La Terrasse

"La culture est une résistance à la distraction" Pasolini

Théâtre - Critique

1er Avertissement

1er Avertissement - Critique sortie Théâtre
Légende : « Olga et Axel, un temps de répit dans l’amour haine. »

Publié le 10 juin 2010

Dans 1er Avertissement de Strindberg, un mari courtisé s’éloigne de sa femme puis revient. L’épouse, une redoutable manipulatrice, est l’araignée qui tisse sa toile. Les brûlures de la passion sous le regard aigu de Charlotte-Rita Pichon.

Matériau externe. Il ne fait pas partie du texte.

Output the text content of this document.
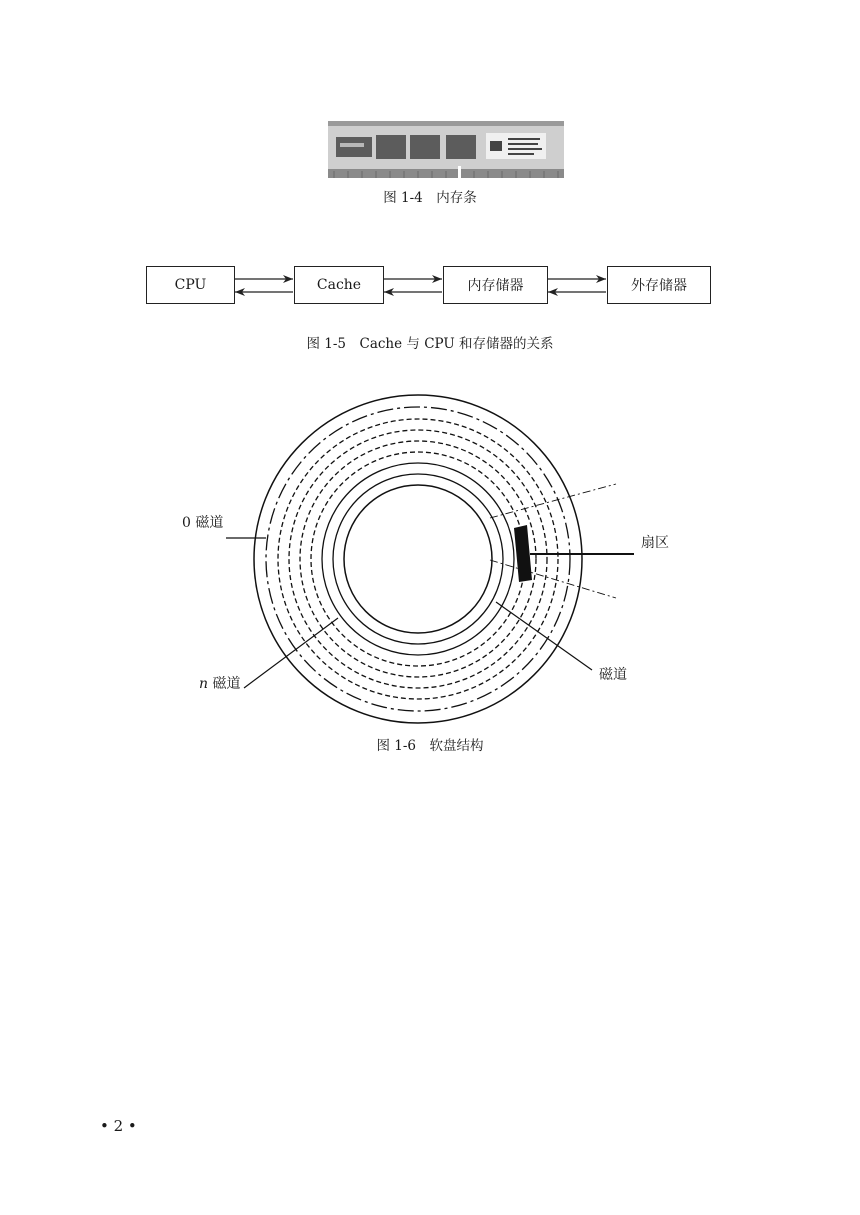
图 1-4　内存条
CPU	Cache	内存储器	外存储器
图 1-5　Cache 与 CPU 和存储器的关系
0 磁道
n 磁道
扇区
磁道
图 1-6　软盘结构
• 2 •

Ayant contracté trois mariages et trois divorces, Strindberg a fait l’expérience du conflit conjugal et des séparations. Accusé de misogynie dans le temps même où le dramaturge accomplit une œuvre moderne à la charnière des années 1900, ce mari malheureux analyse les entrelacs de la relation amoureuse. À l’époque, lorsqu’un couple décide de divorcer, le juge donne un « premier avertissement », une conciliation de la durée d’un an permettant de décider de la rupture ou non. Axel, dans 1er Avertissement de Strindberg, pourrait être le personnage autobiographique, un homme malmené moralement par son épouse à la fois distante et amoureuse. Malheur au mari qui aime sa femme, sur un chemin semé d’épines : « Je n’ai souhaité qu’une chose, te détester pour que tu m’aimes », dit Axel (Erik Chantry-Herkenrath) à Olga (Séverine Bozkurt). Mais l’épouse ironise et s’applique à faire mal tandis qu’elle souffre pareillement, victime d’une jalousie incontrôlable. Certes, le mari est courtisé par Rose (Eliza Calmat), collégienne innocente, et par la Baronne (Martine Delor), veuve d’un âge mûr et jalouse « perpétuelle ». Les trois parques déploient avec art la gamme féminine et orageuse de tous les liens affectifs possibles en privilégiant plutôt l’échec et la souffrance, destin malheureux oblige.
 
La pièce de chambre de Strindberg propose au public la posture du voyeur.
 
La jalousie est un supplice, un sentiment amer provoqué chez celui qui l’éprouve par les exigences d’un amour inquiet, le désir de possession de la personne aimée, la crainte, le soupçon ou la certitude de son infidélité. Barthes précise que la jalousie est « une équation à trois termes permutables (indécidables) : on est toujours jaloux de deux personnes à la fois : je suis jaloux de qui j’aime et de qui l’aime ». Écrite entre 1892 et 1893, la pièce de chambre de Strindbergpropose au public la posture du voyeur malgré lui : il entre « par le trou de la serrure » dans l’intimité des quatre personnages. Embrassements, baisers, soupirs de tendresse charnelle, le spectateur épouse l’œil de la caméra de cinéma au plus près du quatuor et des émotions. Mais la solution intime de l’objet aimé n’est jamais divulguée car les araignées, naturellement patientes et dissimulatrices, sont un symbole de ruse et de traîtrise. Jamais l’amoureux éconduit ne devine ce que recèle l’âme cachée de son amante. Comme Bashung, sur les paroles de Madame rêve, on se sent loin des amours devinettes. Le spectateur est placé dans la tourmente instable des va-et-vient de la passion dévastatrice. Cette grande proximité permet de saisir les atermoiements du cœur et le sérieux de l’avertissement.
Véronique Hotte


1er Avertissement, d’August Strindberg ; mise en scène de Charlotte-Rita Pichon. Du 1er mai au 26 juin 2010. Vendredi et samedi à 19h30. Théâtre de Nesle, 8 rue de Nesle 75006 Paris Réservations : 01 46 34 61 04. Durée : 1H.